Après le dépoussiérage, chaque objet est ensuite photographié et inventorié. Ainsi, une saisie numérique permet de rapporter un certain nombre d’informations sur l’identité de l’objet et sa localisation précise de l’objet dans les réserves, des informations descriptives sur les matériaux, la taille, la technique…, un descriptif précis de l’état de l’objet (diagnostic général, et précision sur les altérations, les marquages, …)
Puis les objets sont conditionnés. Le conditionnement répond à une technique bien précise, et doit pouvoir s’adapter aux différents objets.
Le cas des bouddhas montre le professionnalisme du conditionnement : les cartons acides ont été protégés par du papier spécial qui est poli d’un côté pour empêcher la réaction électrostatique. Puis les bouddhas sont placés dans des mousses où leur contre-forme est faite sur mesure, puis protégés par du Tyvek©. Le tout est entreposé dans des étagères qui sont venues remplir les anciennes salles d’exposition du musée. Les étages, les salles, les étagères, les rayonnages et les cartons sont numérotés de façon à pouvoir localiser exactement les objets.
En conclusion...
Le travail avec les étudiants était extrêmement riche et important pour le musée. A 20, nous avons traité et conditionné 450 objets en une semaine. Il permet de faire une formation au personnel du musée sur les bonnes pratiques de conservation préventive. Ensuite, il a permis un travail titanesque en un laps de temps très réduit.
Les objets ont été stockés dans des lieux plus adaptés à leur conservation (température, hydrométrie) et une salle de quarantaine a été aménagée pour les objets infestés. Cela permet à la fois de ne pas infester les autres objets qui eux sont sains mais cela va aussi permettre de contrôler les évolutions possibles des infestations ou des moisissures. Cette salle va continuer d’être étudiée par les élèves et restera à leur disposition pour leurs recherches, pour leurs cours, comme un cas pratique. Travailler conjointement entre étudiants est extrêmement bénéfique, tout le monde se retrouve gagnant.
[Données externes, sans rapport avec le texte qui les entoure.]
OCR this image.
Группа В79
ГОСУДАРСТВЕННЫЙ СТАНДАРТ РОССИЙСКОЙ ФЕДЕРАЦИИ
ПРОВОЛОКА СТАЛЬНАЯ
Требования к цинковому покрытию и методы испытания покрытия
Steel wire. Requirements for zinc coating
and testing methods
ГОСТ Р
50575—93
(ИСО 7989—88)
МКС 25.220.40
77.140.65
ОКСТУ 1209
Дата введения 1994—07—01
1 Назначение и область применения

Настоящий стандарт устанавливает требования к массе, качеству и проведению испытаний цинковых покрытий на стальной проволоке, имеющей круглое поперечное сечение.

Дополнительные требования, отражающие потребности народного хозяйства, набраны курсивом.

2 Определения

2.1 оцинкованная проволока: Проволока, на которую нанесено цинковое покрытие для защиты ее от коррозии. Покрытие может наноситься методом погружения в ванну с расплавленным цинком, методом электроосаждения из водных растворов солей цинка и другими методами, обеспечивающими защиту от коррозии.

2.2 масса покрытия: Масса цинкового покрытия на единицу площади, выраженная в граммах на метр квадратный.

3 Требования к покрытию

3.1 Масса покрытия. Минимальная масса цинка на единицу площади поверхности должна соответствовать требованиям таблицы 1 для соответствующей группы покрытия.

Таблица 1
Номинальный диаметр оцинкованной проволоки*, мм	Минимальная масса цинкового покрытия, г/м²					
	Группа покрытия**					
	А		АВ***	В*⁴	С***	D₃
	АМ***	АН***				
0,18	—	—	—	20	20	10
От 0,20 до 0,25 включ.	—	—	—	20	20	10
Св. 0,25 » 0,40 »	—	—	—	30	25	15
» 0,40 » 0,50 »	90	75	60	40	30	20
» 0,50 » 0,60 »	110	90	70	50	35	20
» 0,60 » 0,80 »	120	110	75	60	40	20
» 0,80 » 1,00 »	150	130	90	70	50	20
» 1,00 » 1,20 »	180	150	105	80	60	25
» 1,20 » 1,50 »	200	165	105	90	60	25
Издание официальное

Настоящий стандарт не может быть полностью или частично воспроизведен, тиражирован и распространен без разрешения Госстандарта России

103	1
Le musée a sauvé une grande partie de sa collection qui était extrêmement menacée, et il a appris des notions importantes en termes de conservation préventive.
Mélanie TOURNAIRE
[1] « Les architectes-chirurgiens chargés d’opérer sur le front des ruines sont assistés d’un véritable service de santé monumentale. » Bruno Foucart, « A l’aube du troisième millénaire », in Des Monuments historiques au Patrimoine du XVIIIe siècle à nos jours, ou les égarements du cœur et de l’esprit, Françoise Bercé, éditions Flammarion, Série Art-Histoire-Société, 2000.